RALEIGH, N.C. (WNCN) — Local retired police officers, who responded to the World Trade Center on September 11, 2001, are asking for help for their families future.
Ernest Long, Robert Young and Daniel Gravius want Congress to pass a bill to permanently reauthorize the 9/11 Victim Compensation Fund, part of the Zadroga 9/11 Health and Compensation Act.
“I see the guys that I stood next to are not here anymore and girls. Numerous of those guys aren’t here anymore because they’ve passed, died from cancer-related to what we did that day or days after, or months later or years later,” said Young. “We’re not asking for anything for ourselves. We’re asking for our families.”
Long, Young and Gravius are each certified by a medical board as having 9/11 related illnesses.
Gravius says he was perfectly healthy before the attack.
“Since 9/11 I’ve been tracked, studied and approved for having Gerd, for having Sarcoidosis, and for having lung disease,” he said.
On September 11, 2001, Gravius, was an NYPD officer working at precinct 37 in the Bronx. He was part of the rescue and recovery effort at Ground Zero in the days and months following the attack. His former partner died when the towers fell.
“They never recovered his body. They recovered his gun,” he said.
Young, also a former NYPD officer, worked out of 7 World Trade Center. He happened to be home on the morning of September 11, 2001, rather than his office. After the attack, he searched the wreckage– known as the pile– looking for survivors.
“It’s the smell that I could today still smell from the pile when we were pulling out the remains,” he said.
Long was in Far Rockaway, Queens working with the marine until of the US Park Police when the first tower was hit. Long rescued 27 people by boat from lower Manhattan.
“I witnessed the second tower collapse, and was covered in plum just like everyone else,” he said.
After retiring, all three men moved to North Carolina.
“I moved to North Carolina in 2006, and within six months of moving to North Carolina I began feeling ill,” said Gravius.
Young helps run the Raleigh chapter of the 10-13 Club, an organization that helps former NYPD relocate. Young says of the Raleigh chapter’s 150 members, 50 are suffering from 9/11 related illnesses.
“Those go from respiratory diseases where they’re having breathing problems and can’t go out,” he said. “Then we have members that have been hit with cancer.”
The trio says that’s why they feel the James Zadroga 9/11 Health and Compensation Act is important not only to New Yorkers.
“We’ve done what we did for this country. It had nothing to do with living in or being a New Yorker, or being from Washington DC or being from Pennsylvania. It’s about being an American,” said Young.

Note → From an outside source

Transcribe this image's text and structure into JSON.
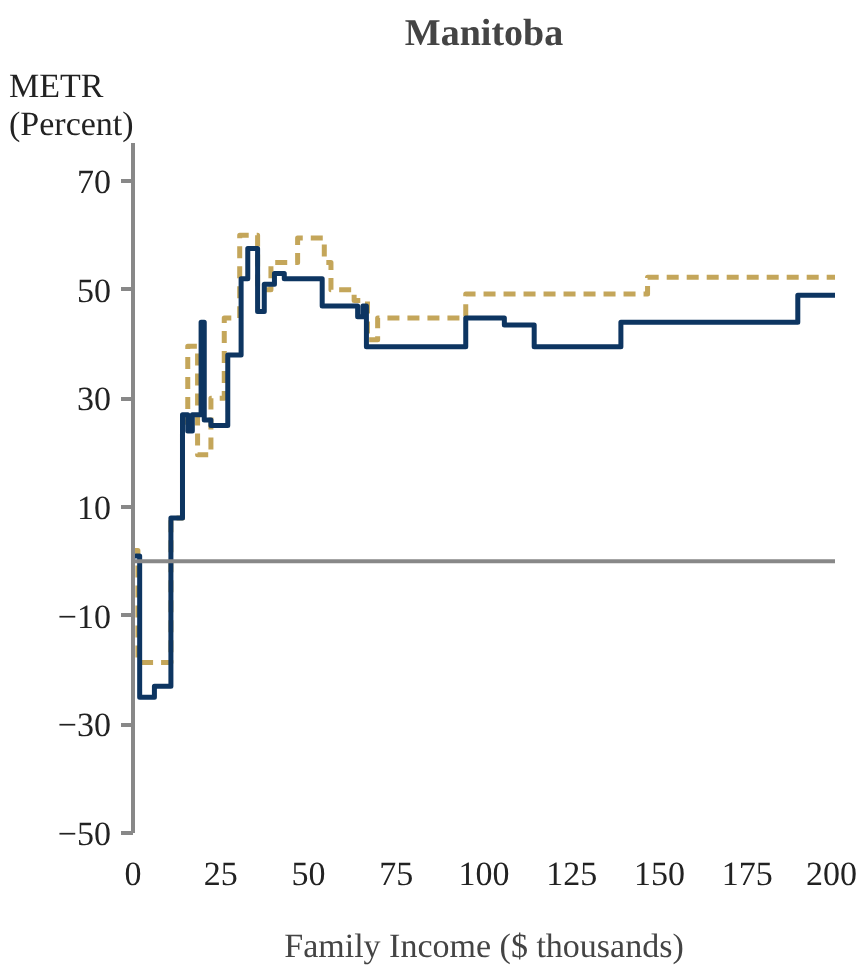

The program pays for medical studies to monitor victims’ health. The men say they aren’t eligible for life insurance because of their 9/11 illnesses and the program provides compensation to their families.
The 9/11 Victim Compensation Fund, part of the Zadroga Act is up for renewal. The Justice Department says the fund is being depleted and benefit payments are being cut.

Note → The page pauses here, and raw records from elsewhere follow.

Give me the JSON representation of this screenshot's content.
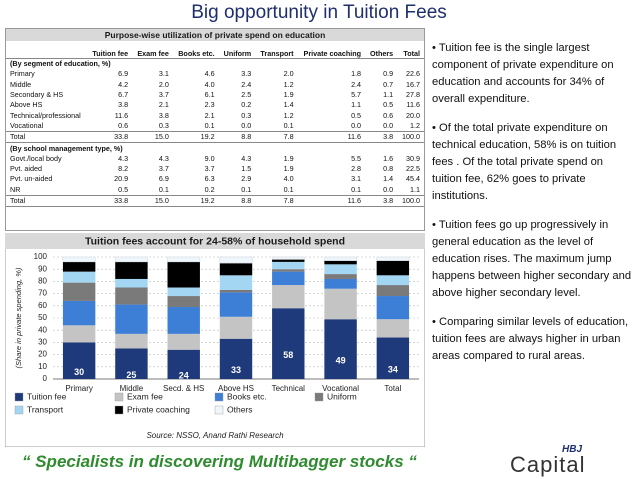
{
  "title": "Big opportunity in Tuition Fees",
  "table": {
    "heading": "Purpose-wise utilization of private spend on education",
    "columns": [
      "Tuition fee",
      "Exam fee",
      "Books etc.",
      "Uniform",
      "Transport",
      "Private coaching",
      "Others",
      "Total"
    ],
    "sections": [
      {
        "heading": "(By segment of education, %)",
        "rows": [
          [
            "Primary",
            "6.9",
            "3.1",
            "4.6",
            "3.3",
            "2.0",
            "1.8",
            "0.9",
            "22.6"
          ],
          [
            "Middle",
            "4.2",
            "2.0",
            "4.0",
            "2.4",
            "1.2",
            "2.4",
            "0.7",
            "16.7"
          ],
          [
            "Secondary & HS",
            "6.7",
            "3.7",
            "6.1",
            "2.5",
            "1.9",
            "5.7",
            "1.1",
            "27.8"
          ],
          [
            "Above HS",
            "3.8",
            "2.1",
            "2.3",
            "0.2",
            "1.4",
            "1.1",
            "0.5",
            "11.6"
          ],
          [
            "Technical/professional",
            "11.6",
            "3.8",
            "2.1",
            "0.3",
            "1.2",
            "0.5",
            "0.6",
            "20.0"
          ],
          [
            "Vocational",
            "0.6",
            "0.3",
            "0.1",
            "0.0",
            "0.1",
            "0.0",
            "0.0",
            "1.2"
          ],
          [
            "Total",
            "33.8",
            "15.0",
            "19.2",
            "8.8",
            "7.8",
            "11.6",
            "3.8",
            "100.0"
          ]
        ]
      },
      {
        "heading": "(By school management type, %)",
        "rows": [
          [
            "Govt./local body",
            "4.3",
            "4.3",
            "9.0",
            "4.3",
            "1.9",
            "5.5",
            "1.6",
            "30.9"
          ],
          [
            "Pvt. aided",
            "8.2",
            "3.7",
            "3.7",
            "1.5",
            "1.9",
            "2.8",
            "0.8",
            "22.5"
          ],
          [
            "Pvt. un-aided",
            "20.9",
            "6.9",
            "6.3",
            "2.9",
            "4.0",
            "3.1",
            "1.4",
            "45.4"
          ],
          [
            "NR",
            "0.5",
            "0.1",
            "0.2",
            "0.1",
            "0.1",
            "0.1",
            "0.0",
            "1.1"
          ],
          [
            "Total",
            "33.8",
            "15.0",
            "19.2",
            "8.8",
            "7.8",
            "11.6",
            "3.8",
            "100.0"
          ]
        ]
      }
    ]
  },
  "chart_data": {
    "type": "stacked_bar",
    "title": "Tuition fees account for 24-58% of household spend",
    "y_label": "(Share in private spending, %)",
    "source": "Source: NSSO, Anand Rathi Research",
    "categories": [
      "Primary",
      "Middle",
      "Secd. & HS",
      "Above HS",
      "Technical",
      "Vocational",
      "Total"
    ],
    "ylim": [
      0,
      100
    ],
    "yticks": [
      0,
      10,
      20,
      30,
      40,
      50,
      60,
      70,
      80,
      90,
      100
    ],
    "grid": true,
    "series": [
      {
        "name": "Tuition fee",
        "color": "#1f3a7a",
        "values": [
          30,
          25,
          24,
          33,
          58,
          49,
          34
        ]
      },
      {
        "name": "Exam fee",
        "color": "#c4c4c4",
        "values": [
          14,
          12,
          13,
          18,
          19,
          25,
          15
        ]
      },
      {
        "name": "Books etc.",
        "color": "#3d7fd6",
        "values": [
          20,
          24,
          22,
          20,
          11,
          8,
          19
        ]
      },
      {
        "name": "Uniform",
        "color": "#7a7a7a",
        "values": [
          15,
          14,
          9,
          2,
          2,
          4,
          9
        ]
      },
      {
        "name": "Transport",
        "color": "#a3d6f2",
        "values": [
          9,
          7,
          7,
          12,
          6,
          8,
          8
        ]
      },
      {
        "name": "Private coaching",
        "color": "#000000",
        "values": [
          8,
          14,
          21,
          10,
          2,
          3,
          12
        ]
      },
      {
        "name": "Others",
        "color": "#eef6fb",
        "values": [
          4,
          4,
          4,
          5,
          2,
          3,
          3
        ]
      }
    ]
  },
  "bullets": [
    "• Tuition fee is the single largest component of private expenditure on education and accounts for 34% of overall expenditure.",
    "• Of the total private expenditure on technical education, 58% is on tuition fees . Of the total private spend on tuition fee, 62% goes to private institutions.",
    "• Tuition fees go up progressively in general education as the level of education rises. The maximum jump happens between higher secondary  and above higher secondary level.",
    "• Comparing similar levels of education, tuition fees are always higher in urban areas compared to rural areas."
  ],
  "footer": "“ Specialists in discovering Multibagger stocks “",
  "logo": {
    "top": "HBJ",
    "bottom": "Capital"
  }
}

“Who is going to take care of my wife, my daughter if something were to happen to me,” said Gravius.
A bill to replenish the fund passed a House Panel but still needs to go before Congress. The men say they’ve reached out to Senator Richard Burr, and Senator Thom Tillis asking them to support it.
“It makes me feel upset. I did my job and I would do it again,” said Long. “I think our politicians need to stand up and recognize what needs to be done.”

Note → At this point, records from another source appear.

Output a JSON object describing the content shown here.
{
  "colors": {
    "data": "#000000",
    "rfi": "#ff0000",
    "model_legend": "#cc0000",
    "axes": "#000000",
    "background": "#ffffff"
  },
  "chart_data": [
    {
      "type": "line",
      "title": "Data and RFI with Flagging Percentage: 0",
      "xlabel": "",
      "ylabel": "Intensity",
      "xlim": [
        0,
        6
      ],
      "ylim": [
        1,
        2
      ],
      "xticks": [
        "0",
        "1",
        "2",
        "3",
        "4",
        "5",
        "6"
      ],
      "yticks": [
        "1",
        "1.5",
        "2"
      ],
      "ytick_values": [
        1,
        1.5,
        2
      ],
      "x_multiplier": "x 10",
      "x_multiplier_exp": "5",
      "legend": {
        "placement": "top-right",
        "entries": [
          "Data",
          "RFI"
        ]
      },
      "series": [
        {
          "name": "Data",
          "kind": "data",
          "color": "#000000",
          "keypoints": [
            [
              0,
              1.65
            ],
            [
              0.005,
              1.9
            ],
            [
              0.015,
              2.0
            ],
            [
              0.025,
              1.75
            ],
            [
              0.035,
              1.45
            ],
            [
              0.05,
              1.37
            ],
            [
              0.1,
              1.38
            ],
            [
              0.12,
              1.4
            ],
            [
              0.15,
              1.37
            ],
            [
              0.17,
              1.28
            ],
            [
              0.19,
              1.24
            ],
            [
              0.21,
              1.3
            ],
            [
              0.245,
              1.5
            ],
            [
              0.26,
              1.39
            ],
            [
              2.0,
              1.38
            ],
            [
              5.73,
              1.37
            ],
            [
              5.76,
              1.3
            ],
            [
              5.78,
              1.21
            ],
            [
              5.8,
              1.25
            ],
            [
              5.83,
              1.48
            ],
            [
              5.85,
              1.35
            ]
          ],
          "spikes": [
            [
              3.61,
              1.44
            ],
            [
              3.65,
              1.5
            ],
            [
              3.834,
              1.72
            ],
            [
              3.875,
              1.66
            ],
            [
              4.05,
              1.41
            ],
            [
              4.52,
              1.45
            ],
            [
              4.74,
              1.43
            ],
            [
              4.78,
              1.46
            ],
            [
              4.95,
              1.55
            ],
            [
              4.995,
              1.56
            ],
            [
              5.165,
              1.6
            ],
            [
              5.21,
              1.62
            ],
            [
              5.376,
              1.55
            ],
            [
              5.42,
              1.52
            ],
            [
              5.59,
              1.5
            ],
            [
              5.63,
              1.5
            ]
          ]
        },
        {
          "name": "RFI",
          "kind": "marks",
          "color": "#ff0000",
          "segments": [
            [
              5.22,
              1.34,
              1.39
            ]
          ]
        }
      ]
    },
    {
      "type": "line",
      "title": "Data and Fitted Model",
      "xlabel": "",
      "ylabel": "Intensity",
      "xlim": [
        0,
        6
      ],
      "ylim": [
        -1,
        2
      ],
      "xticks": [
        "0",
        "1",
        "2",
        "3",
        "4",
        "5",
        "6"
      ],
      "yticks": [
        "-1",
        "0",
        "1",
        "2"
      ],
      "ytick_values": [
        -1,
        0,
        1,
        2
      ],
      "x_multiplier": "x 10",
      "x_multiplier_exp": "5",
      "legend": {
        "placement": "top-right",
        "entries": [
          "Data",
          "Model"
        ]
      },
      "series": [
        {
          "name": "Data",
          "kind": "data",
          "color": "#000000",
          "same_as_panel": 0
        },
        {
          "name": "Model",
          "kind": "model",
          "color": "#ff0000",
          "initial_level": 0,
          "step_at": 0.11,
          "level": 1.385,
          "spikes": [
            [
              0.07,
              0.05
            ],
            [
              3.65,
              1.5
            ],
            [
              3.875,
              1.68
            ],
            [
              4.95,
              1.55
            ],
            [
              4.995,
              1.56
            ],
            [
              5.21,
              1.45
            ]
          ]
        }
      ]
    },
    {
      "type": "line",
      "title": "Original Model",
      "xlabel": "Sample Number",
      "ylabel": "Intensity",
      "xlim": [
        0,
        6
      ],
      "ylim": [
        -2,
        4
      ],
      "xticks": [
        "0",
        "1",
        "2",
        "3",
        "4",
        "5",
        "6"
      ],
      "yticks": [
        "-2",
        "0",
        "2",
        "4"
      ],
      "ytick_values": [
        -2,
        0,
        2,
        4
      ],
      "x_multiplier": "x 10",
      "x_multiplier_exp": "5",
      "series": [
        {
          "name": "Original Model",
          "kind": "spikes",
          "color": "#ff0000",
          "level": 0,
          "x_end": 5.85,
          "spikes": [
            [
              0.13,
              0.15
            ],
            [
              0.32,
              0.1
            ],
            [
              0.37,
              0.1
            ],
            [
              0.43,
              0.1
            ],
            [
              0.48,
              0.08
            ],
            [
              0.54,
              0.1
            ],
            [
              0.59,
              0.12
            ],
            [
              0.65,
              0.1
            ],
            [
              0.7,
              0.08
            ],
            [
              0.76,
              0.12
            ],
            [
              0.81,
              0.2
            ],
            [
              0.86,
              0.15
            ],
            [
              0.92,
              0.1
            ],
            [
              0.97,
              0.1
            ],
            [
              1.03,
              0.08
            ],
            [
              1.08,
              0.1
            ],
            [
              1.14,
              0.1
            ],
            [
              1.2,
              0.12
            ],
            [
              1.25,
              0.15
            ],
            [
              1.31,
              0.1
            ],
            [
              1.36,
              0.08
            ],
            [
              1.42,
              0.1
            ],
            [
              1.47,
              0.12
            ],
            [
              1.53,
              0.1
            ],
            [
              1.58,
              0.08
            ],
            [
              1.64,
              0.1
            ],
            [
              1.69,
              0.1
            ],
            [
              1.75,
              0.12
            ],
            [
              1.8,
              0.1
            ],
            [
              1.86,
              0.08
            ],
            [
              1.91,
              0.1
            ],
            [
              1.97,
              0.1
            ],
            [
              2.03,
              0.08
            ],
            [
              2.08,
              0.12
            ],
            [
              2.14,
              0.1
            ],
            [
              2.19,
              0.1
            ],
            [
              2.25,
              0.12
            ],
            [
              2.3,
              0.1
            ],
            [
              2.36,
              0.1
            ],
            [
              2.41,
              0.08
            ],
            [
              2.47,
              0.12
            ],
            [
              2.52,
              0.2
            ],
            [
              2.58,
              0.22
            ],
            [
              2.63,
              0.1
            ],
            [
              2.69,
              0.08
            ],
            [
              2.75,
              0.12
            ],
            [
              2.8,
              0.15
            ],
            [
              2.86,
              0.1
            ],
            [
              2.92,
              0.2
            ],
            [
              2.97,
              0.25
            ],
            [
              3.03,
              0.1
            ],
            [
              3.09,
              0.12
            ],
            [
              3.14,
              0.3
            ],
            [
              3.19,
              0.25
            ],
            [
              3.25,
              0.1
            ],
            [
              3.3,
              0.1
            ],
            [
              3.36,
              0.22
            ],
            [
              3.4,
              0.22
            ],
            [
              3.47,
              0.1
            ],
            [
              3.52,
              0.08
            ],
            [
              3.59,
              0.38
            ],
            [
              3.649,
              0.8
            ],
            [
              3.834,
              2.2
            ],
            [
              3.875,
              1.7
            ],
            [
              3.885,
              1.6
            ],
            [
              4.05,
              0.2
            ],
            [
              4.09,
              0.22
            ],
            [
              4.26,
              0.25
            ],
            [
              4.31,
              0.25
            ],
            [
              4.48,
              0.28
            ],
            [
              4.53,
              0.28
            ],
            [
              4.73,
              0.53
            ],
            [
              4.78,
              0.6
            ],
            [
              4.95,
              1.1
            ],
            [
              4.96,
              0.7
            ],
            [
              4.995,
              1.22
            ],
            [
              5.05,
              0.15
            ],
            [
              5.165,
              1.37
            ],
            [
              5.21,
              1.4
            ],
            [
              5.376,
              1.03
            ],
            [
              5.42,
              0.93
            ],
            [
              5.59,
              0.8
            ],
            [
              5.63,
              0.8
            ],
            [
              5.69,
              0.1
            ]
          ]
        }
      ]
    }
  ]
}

A spokesperson for Senator Burr said he has sponsored prior versions of the bill, but the current bill has not yet gone through the committee process in the Senate.
In a statement, a spokesperson for Senator Tillis said “Senator Tillis believes we have a responsibility to help the families who lost a loved in the attack against our country on 9/11. The legislation is currently being considered in the House, and Senator Tillis will carefully review and consider it once it comes before the Senate Judiciary Committee.”